Friday, April 16, 2021

Rule or Be Ruled: AKA Why Christian Children Don't Belong in Government Schools

There's an interesting section of Scripture in 1 Corinthians 6. The apostle Paul is writing to the Corinthian Christians, all of whom seem to be having a rough go of it. There's division, superiority complexes, sexual immorality, and selfishness running rampant in the churches. Paul gets to chapter 6 and shames the Corinthians: in their selfishness, the Corinthian believers were suing each other, taking one another to court before the secular judges. "Dare any of you, having a matter against another, go to law before the unrighteous, and not before the saints?" (1 Cor 6:1)

The problem isn't just that the saints are taking each other to court before the ungodly, thus making Jesus look bad in the eyes of the world, but they are also forgetting who they are in Christ. "Do you not know that the saints will judge the world? And if the world will be judged by you, are you unworthy to judge the smallest matters?" (1 Cor 6:2-3) Jesus Christ is King of kings, and His saints are ruling and reigning with Him from heaven. Christ, through His Spirit, has equipped believers with wisdom beyond any worldly judge. For the Corinthians to go to court before unbelievers is to effectively say that there is more wisdom among the ungodly than among the saints of Christ, as if there were more wisdom in the secular books of law than in God's own word the Bible. 

Paul further clarifies where the problem comes from: the selfishness and unruliness of the Corinthians. "Now therefore, it is already an utter failure for you that you go to law against one another. Why do you not rather accept wrong? Why do you not rather let yourselves be cheated? No, you yourselves wrong and cheat, and you do these things to your brethren!" (1 Cor 6:7-8) The Corinthians are ruled by their own sins and selfishness. They are not ruling over their own lives in Spirit-led self-control, but are directed by their own lusts, living like they were still slaves of sin. And because they won't rule themselves in wisdom, they will be ruled by anything else. 

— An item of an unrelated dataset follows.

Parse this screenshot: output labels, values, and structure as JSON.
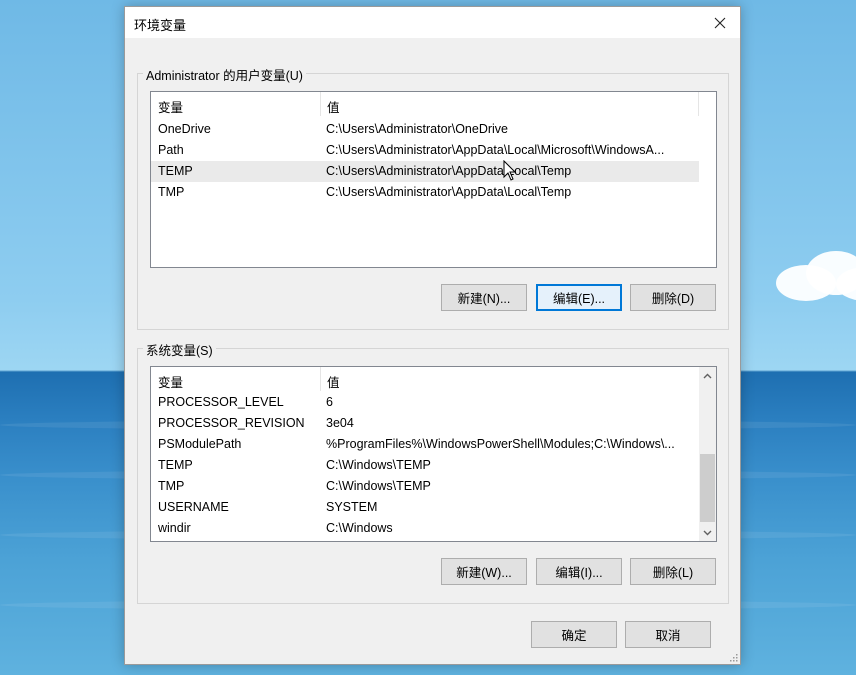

Now, all that considered, you might wonder at the title of this post. What does any of this stuff have to do with getting Christian children out of the government school system? The reality is that for generations American Christians have entrusted the education of their kids to the public school system. We viewed the school system as a neutral place, somewhere our kids could get a decent, generic education, which we could supplement with church attendance, Bible reading, and youth group. Increasingly it has become obvious that this is not the case. It doesn't work that way. We cannot hand our children over to an increasingly ungodly, anti-Christian state education system and then be shocked when they come home from college rejecting the faith we taught them. As pastor Paul Washer once said, "Your children will go to public school and they will be trained for somewhere around 15,000 hours in ungodly secular thought. And then they'll go to Sunday School and they'll color a picture of Noah's ark. And you think that's going to stand against the lies that they are being told?" 

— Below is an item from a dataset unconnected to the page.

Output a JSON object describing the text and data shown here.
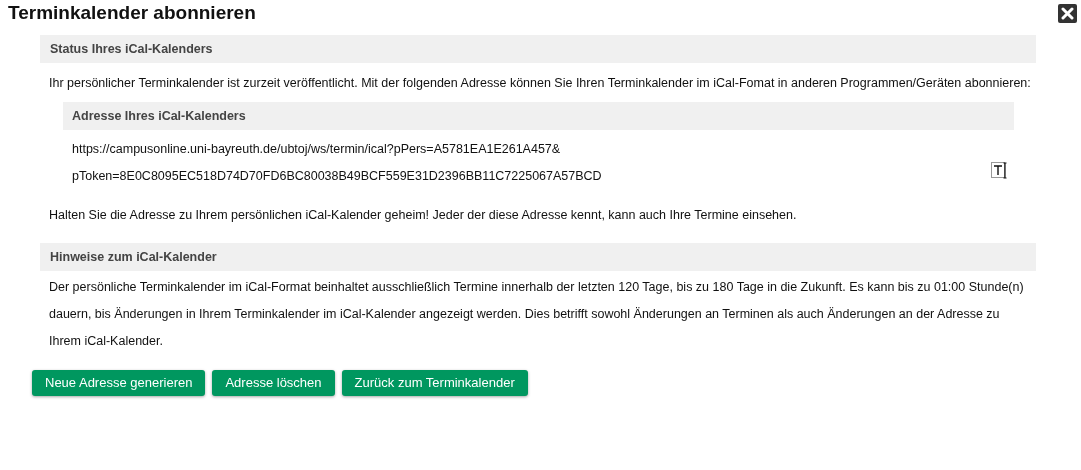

If we want to see a change in our children's future we have to start by taking responsibility for them again. We cannot continue to hand them over to the state for education 40 hours a week. The church of Jesus needs to make use of all our resources, doing everything we can to ensure a true Christian education for our children. We need to take charge of our children's future. If we do not, someone else surely will, but our kids will be all the worse for it. And through His Spirit, God has equipped us for it! Paul didn't want the Corinthians taking each other to court before unbelievers because there should be enough wisdom among the churches to judge their own issues. A faithful Christian mom, equipped with a Bible, a willingness to learn, and a desire to truly teach her kids, is a more competent teacher than any ungodly person with every letter imaginable behind their name. At least, if your goal is to raise children who love Jesus, love learning, and are actually prepared to be competent adults. If you really want your kids to be able to name all 700 genders, feel guilty for a host of imaginary sins they've never actually committed, or apologize to the house plants for their carbon footprint, then yeah, keep sending them to the government school. 

A few closing clarifying points:

1. This is not a condemnation of faithful men and women who teach in the government school system. If you are in that position and able to use the wisdom God has given to you to truly teach and help kids in that environment, then God speed! Your position may very quickly become a missional position, bringing the light of God's love to the spiritually dark places of our society. But there is a world of difference between sending an equipped, maturing Christian into that environment, and sending an impressionable, immature child. There's a reason the First Crusade was a general success and the Children's Crusade ended in tragedy and loss. You don't send untrained children to do a mature believer's work! 

2. The fact is that, even if Christians faithfully pursue this good work, there will be many kids in our communities left behind for a time. This is the sad state of our reality. Remember that a parent's first responsibility is for their children, not their neighborhood (1 Tim 5:8). A church's first responsibility is for their covenant children, not the children in their community (Gal 6:10). The fact that we can't yet give every child a quality Christian education shouldn't prevent us from starting by giving our kids a quality Christian education. 

3. This is not an endorsement of any one method of education over another. Homeschooling is great. Private Christian schools are great. Classical Christian schools are great. The point is to get started in the right direction, which starts by taking responsibility for our kids and not giving them up to the state.